Re: CVE-2022-2602 - Linux kernel io_uring UAF

[Adam Reynolds <adamajreynolds () gmail com>]

On Mon, Nov 7, 2022 at 7:30 AM John Smith <smitchj013 () outlook com> wrote:
> Hello.
>
> Do anyone try this PoC? On my side it's not working on 5.4, 5.10 and 5.15 with KASAN on.
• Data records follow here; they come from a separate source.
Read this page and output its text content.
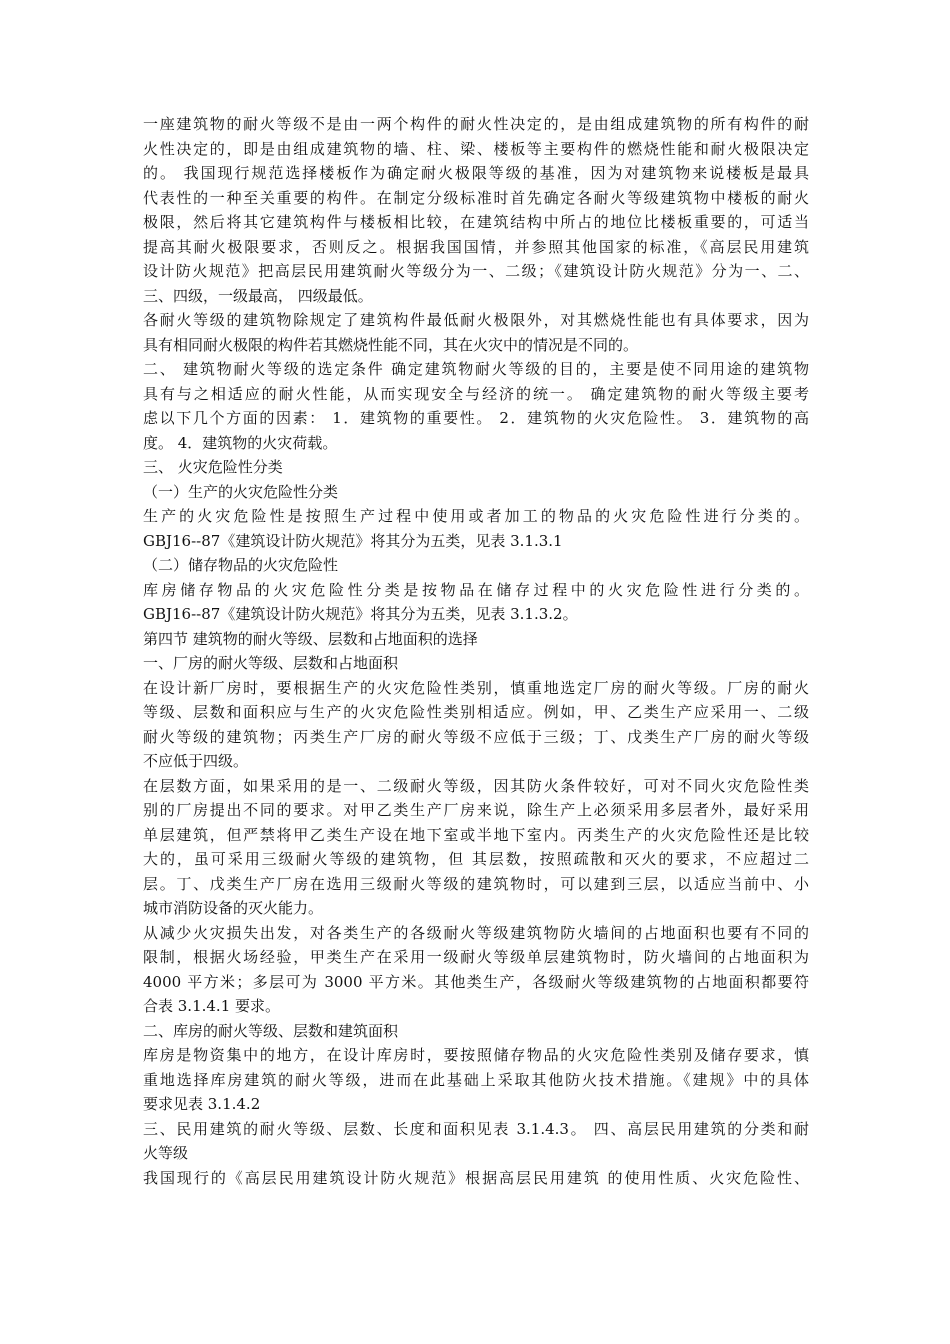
一座建筑物的耐火等级不是由一两个构件的耐火性决定的，是由组成建筑物的所有构件的耐
火性决定的，即是由组成建筑物的墙、柱、梁、楼板等主要构件的燃烧性能和耐火极限决定
的。 我国现行规范选择楼板作为确定耐火极限等级的基准，因为对建筑物来说楼板是最具
代表性的一种至关重要的构件。在制定分级标准时首先确定各耐火等级建筑物中楼板的耐火
极限，然后将其它建筑构件与楼板相比较，在建筑结构中所占的地位比楼板重要的，可适当
提高其耐火极限要求，否则反之。根据我国国情，并参照其他国家的标准，《高层民用建筑
设计防火规范》把高层民用建筑耐火等级分为一、二级；《建筑设计防火规范》分为一、二、
三、四级，一级最高， 四级最低。
各耐火等级的建筑物除规定了建筑构件最低耐火极限外，对其燃烧性能也有具体要求，因为
具有相同耐火极限的构件若其燃烧性能不同，其在火灾中的情况是不同的。
二、 建筑物耐火等级的选定条件 确定建筑物耐火等级的目的，主要是使不同用途的建筑物
具有与之相适应的耐火性能，从而实现安全与经济的统一。 确定建筑物的耐火等级主要考
虑以下几个方面的因素： 1．建筑物的重要性。 2．建筑物的火灾危险性。 3．建筑物的高
度。 4．建筑物的火灾荷载。
三、 火灾危险性分类
（一）生产的火灾危险性分类
生产的火灾危险性是按照生产过程中使用或者加工的物品的火灾危险性进行分类的。
GBJ16--87《建筑设计防火规范》将其分为五类，见表 3.1.3.1
（二）储存物品的火灾危险性
库房储存物品的火灾危险性分类是按物品在储存过程中的火灾危险性进行分类的。
GBJ16--87《建筑设计防火规范》将其分为五类，见表 3.1.3.2。
第四节 建筑物的耐火等级、层数和占地面积的选择
一、厂房的耐火等级、层数和占地面积
在设计新厂房时，要根据生产的火灾危险性类别，慎重地选定厂房的耐火等级。厂房的耐火
等级、层数和面积应与生产的火灾危险性类别相适应。例如，甲、乙类生产应采用一、二级
耐火等级的建筑物；丙类生产厂房的耐火等级不应低于三级；丁、戊类生产厂房的耐火等级
不应低于四级。
在层数方面，如果采用的是一、二级耐火等级，因其防火条件较好，可对不同火灾危险性类
别的厂房提出不同的要求。对甲乙类生产厂房来说，除生产上必须采用多层者外，最好采用
单层建筑，但严禁将甲乙类生产设在地下室或半地下室内。丙类生产的火灾危险性还是比较
大的，虽可采用三级耐火等级的建筑物，但 其层数，按照疏散和灭火的要求，不应超过二
层。丁、戊类生产厂房在选用三级耐火等级的建筑物时，可以建到三层，以适应当前中、小
城市消防设备的灭火能力。
从减少火灾损失出发，对各类生产的各级耐火等级建筑物防火墙间的占地面积也要有不同的
限制，根据火场经验，甲类生产在采用一级耐火等级单层建筑物时，防火墙间的占地面积为
4000 平方米；多层可为 3000 平方米。其他类生产，各级耐火等级建筑物的占地面积都要符
合表 3.1.4.1 要求。
二、库房的耐火等级、层数和建筑面积
库房是物资集中的地方，在设计库房时，要按照储存物品的火灾危险性类别及储存要求，慎
重地选择库房建筑的耐火等级，进而在此基础上采取其他防火技术措施。《建规》中的具体
要求见表 3.1.4.2
三、民用建筑的耐火等级、层数、长度和面积见表 3.1.4.3。 四、高层民用建筑的分类和耐
火等级
我国现行的《高层民用建筑设计防火规范》根据高层民用建筑 的使用性质、火灾危险性、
KASAN is quiet.  Any ideas?
>
> 27.10.2022, 21:05, "Thadeu Lima de Souza Cascardo" <cascardo () canonical com>:
> > On Tue, Oct 18, 2022 at 01:59:51PM -0300, Thadeu Lima de Souza Cascardo wrote:
> >
> >     Sorry about posting this late, but here it is.
> >     poc.c
> >     Cascardo.

I ran this against both 5.15.68 and 6.1-rc2 and did not see this, only
a memory leak reported by asan:

adreynol@ADAM-HOMEDESK ~> sudo ./uaf_iouring

=================================================================
==182==ERROR: LeakSanitizer: detected memory leaks

Direct leak of 120 byte(s) in 1 object(s) allocated from:
    #0 0x4cfa97 in __interceptor_malloc
(/home/adreynol/uaf_iouring+0x4cfa97) (BuildId:
2e78344ef59fbab75b1384f5e47ad697da629367)
    #1 0x512dac in main (/home/adreynol/uaf_iouring+0x512dac)
(BuildId: 2e78344ef59fbab75b1384f5e47ad697da629367)
    #2 0x7fb49165150f in __libc_start_call_main
(/lib64/libc.so.6+0x2950f) (BuildId:
85c438f4ff93e21675ff174371c9c583dca00b2c)

SUMMARY: AddressSanitizer: 120 byte(s) leaked in 1 allocation(s).